На следующее утро Жилльо повел меня во дворец, в котором жил в прошлом столетии тесть Людовика XV Станислав Лещинский в качестве лотарингского герцога. В этом дворце в последние годы стояли кирасиры. Из задних окон открывался очень красивый вид на протекающий внизу Маас и на группы дерев, расположенных по ту сторону этой реки. Мы осмотрели также капеллу и дворцовую фабрику, которая скорее может назваться мастерскою или даже чуланом. Во дворце Лещинского наши солдаты наделали много беспорядков. По словам провожавшего меня кистера, это были гусары. Они отбили носы у некоторых святых статуй, сломали один мраморный барельеф, разбили вдребезги паникадило, раскидали священные книги и архив и прокололи шпагой написанную масляными красками старинную картину. Может быть, они сделали это в темноте, нечаянно. Оба француза сильно негодовали на них, и вряд ли я их успокоил, сказав, что у нас такое бесчинство не в обычае. Впрочем, попадались люди, не выказывавшие такого озлобления, в особенности мой добрый хозяин, который не раз уверял меня, что видит во мне не врага, а гостя. Он принадлежал к многочисленному во Франции классу ремесленников, которые, скопив себе путем упорного труда, небольшие средства, лет в пятьдесят прекращают свои занятия и покойно доживают свой век, ухаживая за маленьким цветником или фруктовым садиком и проводя время в кофейной за чтением газет или болтая с друзьями и соседями.
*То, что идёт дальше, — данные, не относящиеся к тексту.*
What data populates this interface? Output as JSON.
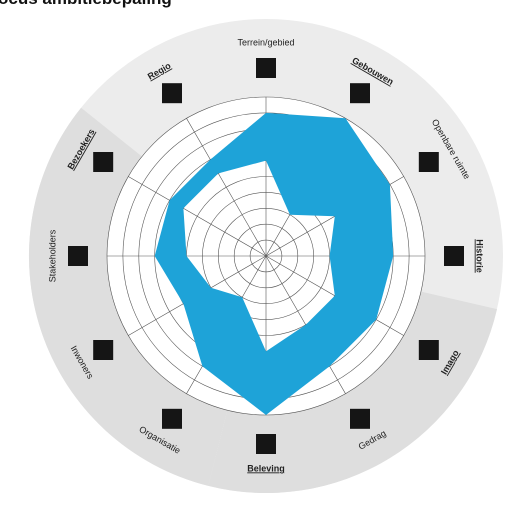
{
  "title": "ocus ambitiebepaling",
  "colors": {
    "fill": "#1ea3d8",
    "background_disc": "#ececec",
    "sector_gray": "#dedede",
    "square": "#151515",
    "grid": "#555555"
  },
  "chart_data": {
    "type": "radar",
    "title": "ocus ambitiebepaling",
    "rings": 10,
    "scale": [
      0,
      10
    ],
    "axes": [
      {
        "label": "Terrein/gebied",
        "bold": false
      },
      {
        "label": "Gebouwen",
        "bold": true
      },
      {
        "label": "Openbare ruimte",
        "bold": false
      },
      {
        "label": "Historie",
        "bold": true
      },
      {
        "label": "Imago",
        "bold": true
      },
      {
        "label": "Gedrag",
        "bold": false
      },
      {
        "label": "Beleving",
        "bold": true
      },
      {
        "label": "Organisatie",
        "bold": false
      },
      {
        "label": "Inwoners",
        "bold": false
      },
      {
        "label": "Stakeholders",
        "bold": false
      },
      {
        "label": "Bezoekers",
        "bold": true
      },
      {
        "label": "Regio",
        "bold": true
      }
    ],
    "outer": [
      9,
      10,
      9,
      8,
      8,
      8,
      10,
      8,
      6,
      7,
      7,
      7
    ],
    "inner": [
      6,
      3,
      5,
      4,
      5,
      5,
      6,
      3,
      4,
      5,
      6,
      6
    ]
  }
}
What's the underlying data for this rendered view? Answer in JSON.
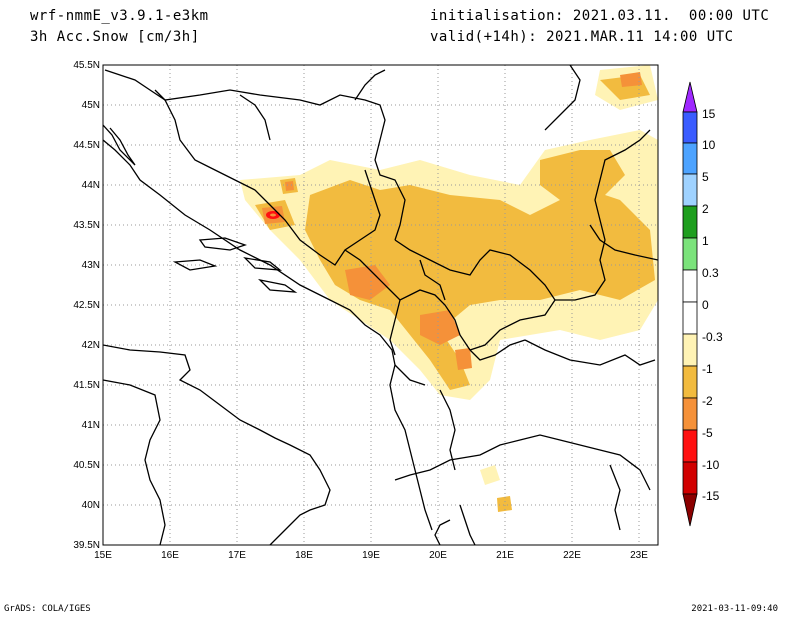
{
  "header": {
    "model": "wrf-nmmE_v3.9.1-e3km",
    "field": "3h Acc.Snow [cm/3h]",
    "init": "initialisation: 2021.03.11.  00:00 UTC",
    "valid": "valid(+14h): 2021.MAR.11 14:00 UTC"
  },
  "axes": {
    "lat_labels": [
      "45.5N",
      "45N",
      "44.5N",
      "44N",
      "43.5N",
      "43N",
      "42.5N",
      "42N",
      "41.5N",
      "41N",
      "40.5N",
      "40N",
      "39.5N"
    ],
    "lon_labels": [
      "15E",
      "16E",
      "17E",
      "18E",
      "19E",
      "20E",
      "21E",
      "22E",
      "23E"
    ],
    "lat_range": [
      39.5,
      45.5
    ],
    "lon_range": [
      15,
      23.25
    ],
    "grid": "dotted"
  },
  "colorbar": {
    "labels": [
      "15",
      "10",
      "5",
      "2",
      "1",
      "0.3",
      "0",
      "-0.3",
      "-1",
      "-2",
      "-5",
      "-10",
      "-15"
    ],
    "colors": [
      "#9f28ff",
      "#3a5cff",
      "#4da3ff",
      "#9fd2ff",
      "#1e9e1e",
      "#7be37b",
      "#ffffff",
      "#ffffff",
      "#fff3b5",
      "#f2bb3f",
      "#f59139",
      "#ff1010",
      "#d10000",
      "#8b0000"
    ]
  },
  "footer": {
    "left": "GrADS: COLA/IGES",
    "right": "2021-03-11-09:40"
  }
}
Г. Жилльо имел двух сыновей, из которых один жил в Кохинхине, а другой был священником где-то во Франции. Когда разговор зашел о том, что и духовные лица призываются теперь к отбыванию воинской повинности, то он выразил надежду, что сын его будет назначен только в канцелярию, так как он совсем не знаком с военной службой.
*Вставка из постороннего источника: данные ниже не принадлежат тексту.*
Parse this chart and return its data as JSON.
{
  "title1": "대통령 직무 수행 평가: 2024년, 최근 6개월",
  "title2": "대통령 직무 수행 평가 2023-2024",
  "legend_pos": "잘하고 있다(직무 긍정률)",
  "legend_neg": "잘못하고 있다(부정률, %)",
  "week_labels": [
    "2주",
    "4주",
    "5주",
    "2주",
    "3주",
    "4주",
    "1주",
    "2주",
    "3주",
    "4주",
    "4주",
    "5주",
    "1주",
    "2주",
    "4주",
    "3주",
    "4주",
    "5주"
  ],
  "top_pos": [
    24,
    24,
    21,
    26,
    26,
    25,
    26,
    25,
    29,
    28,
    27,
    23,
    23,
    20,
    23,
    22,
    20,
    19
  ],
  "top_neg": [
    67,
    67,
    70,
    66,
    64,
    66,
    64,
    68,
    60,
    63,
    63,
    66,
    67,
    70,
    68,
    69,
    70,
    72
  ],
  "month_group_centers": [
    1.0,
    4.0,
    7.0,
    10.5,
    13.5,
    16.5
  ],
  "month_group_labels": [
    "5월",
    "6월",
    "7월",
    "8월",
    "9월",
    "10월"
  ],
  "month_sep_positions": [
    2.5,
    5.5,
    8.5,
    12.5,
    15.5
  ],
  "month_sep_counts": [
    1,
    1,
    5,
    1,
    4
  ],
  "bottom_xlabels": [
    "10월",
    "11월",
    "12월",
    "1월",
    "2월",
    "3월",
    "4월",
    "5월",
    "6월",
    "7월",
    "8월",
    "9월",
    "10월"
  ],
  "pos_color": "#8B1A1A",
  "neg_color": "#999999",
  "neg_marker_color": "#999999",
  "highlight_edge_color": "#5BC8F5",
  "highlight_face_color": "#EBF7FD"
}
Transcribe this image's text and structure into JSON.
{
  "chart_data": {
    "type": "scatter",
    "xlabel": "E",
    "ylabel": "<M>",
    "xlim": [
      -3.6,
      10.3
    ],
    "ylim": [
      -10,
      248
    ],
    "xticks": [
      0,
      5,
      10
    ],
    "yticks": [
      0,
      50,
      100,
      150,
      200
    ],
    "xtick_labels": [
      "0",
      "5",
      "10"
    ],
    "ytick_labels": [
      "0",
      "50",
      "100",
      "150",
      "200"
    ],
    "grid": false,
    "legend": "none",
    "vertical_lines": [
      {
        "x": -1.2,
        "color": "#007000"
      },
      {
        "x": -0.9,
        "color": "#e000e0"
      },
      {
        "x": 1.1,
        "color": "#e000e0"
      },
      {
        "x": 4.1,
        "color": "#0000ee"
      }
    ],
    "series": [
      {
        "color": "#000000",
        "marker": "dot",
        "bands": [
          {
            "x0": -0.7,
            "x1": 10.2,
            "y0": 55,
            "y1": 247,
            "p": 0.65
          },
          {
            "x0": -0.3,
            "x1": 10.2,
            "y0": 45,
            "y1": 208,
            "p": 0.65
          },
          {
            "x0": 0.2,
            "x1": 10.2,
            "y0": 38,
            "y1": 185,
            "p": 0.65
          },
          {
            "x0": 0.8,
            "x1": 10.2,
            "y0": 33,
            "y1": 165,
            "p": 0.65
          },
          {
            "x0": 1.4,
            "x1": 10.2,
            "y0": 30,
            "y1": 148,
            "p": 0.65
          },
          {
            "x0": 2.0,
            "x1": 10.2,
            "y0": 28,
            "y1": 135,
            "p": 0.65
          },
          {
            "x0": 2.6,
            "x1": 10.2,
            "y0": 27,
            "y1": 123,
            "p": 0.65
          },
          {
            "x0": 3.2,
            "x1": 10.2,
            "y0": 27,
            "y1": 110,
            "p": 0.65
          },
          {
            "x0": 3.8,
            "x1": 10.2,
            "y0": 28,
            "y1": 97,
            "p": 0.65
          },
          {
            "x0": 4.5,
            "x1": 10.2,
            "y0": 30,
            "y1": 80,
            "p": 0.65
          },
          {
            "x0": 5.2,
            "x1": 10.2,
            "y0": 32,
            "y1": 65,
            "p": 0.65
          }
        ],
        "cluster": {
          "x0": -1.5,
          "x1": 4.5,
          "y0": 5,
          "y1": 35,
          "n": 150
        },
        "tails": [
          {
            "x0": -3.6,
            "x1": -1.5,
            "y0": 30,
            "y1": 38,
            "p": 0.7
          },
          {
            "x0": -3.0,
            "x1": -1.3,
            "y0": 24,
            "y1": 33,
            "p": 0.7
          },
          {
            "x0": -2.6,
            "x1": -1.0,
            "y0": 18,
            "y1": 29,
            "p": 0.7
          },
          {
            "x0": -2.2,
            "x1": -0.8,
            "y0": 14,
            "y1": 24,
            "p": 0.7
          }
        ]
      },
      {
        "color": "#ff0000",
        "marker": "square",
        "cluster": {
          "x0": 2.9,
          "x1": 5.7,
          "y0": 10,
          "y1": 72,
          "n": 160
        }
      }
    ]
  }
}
В 12 часов мы выехали из Коммерси. Дорога шла сначала через прекрасный лиственный лес, состоявший между прочим и из кустарника и изобиловавший плющом и всевозможными ползучими и вьющимися растениями, что все вместе образовывало почти непроходимую чащу, в которой превосходно могли скрываться вольные стрелки; потом перед нами развернулась открытая местность. Почва, кажется, здесь недостаточно плодородна, потому что зерновой хлеб, попадавшийся нам на глаза, например овес, был очень плох. Дорогою мы несколько раз нагоняли колонны войск и проезжали мимо лагерей. Меры предосторожности, о которых за день перед тем говорил шеф, были приняты. Впереди нас был авангард, возле нас – телохранители, которые резко отличались от армейских полков, от белых, красных и синих гусар, саксонских и прусских драгунов и от всех прочих. Карета канцлера следовала тотчас за каретой короля. Долго не попадалась нам ни одна деревня. Потом мы проехали мимо Сент-Обена, и вслед за тем выбрались на шоссе, и очутились возле милевого камня, на котором значилось: «Париж 241 километр».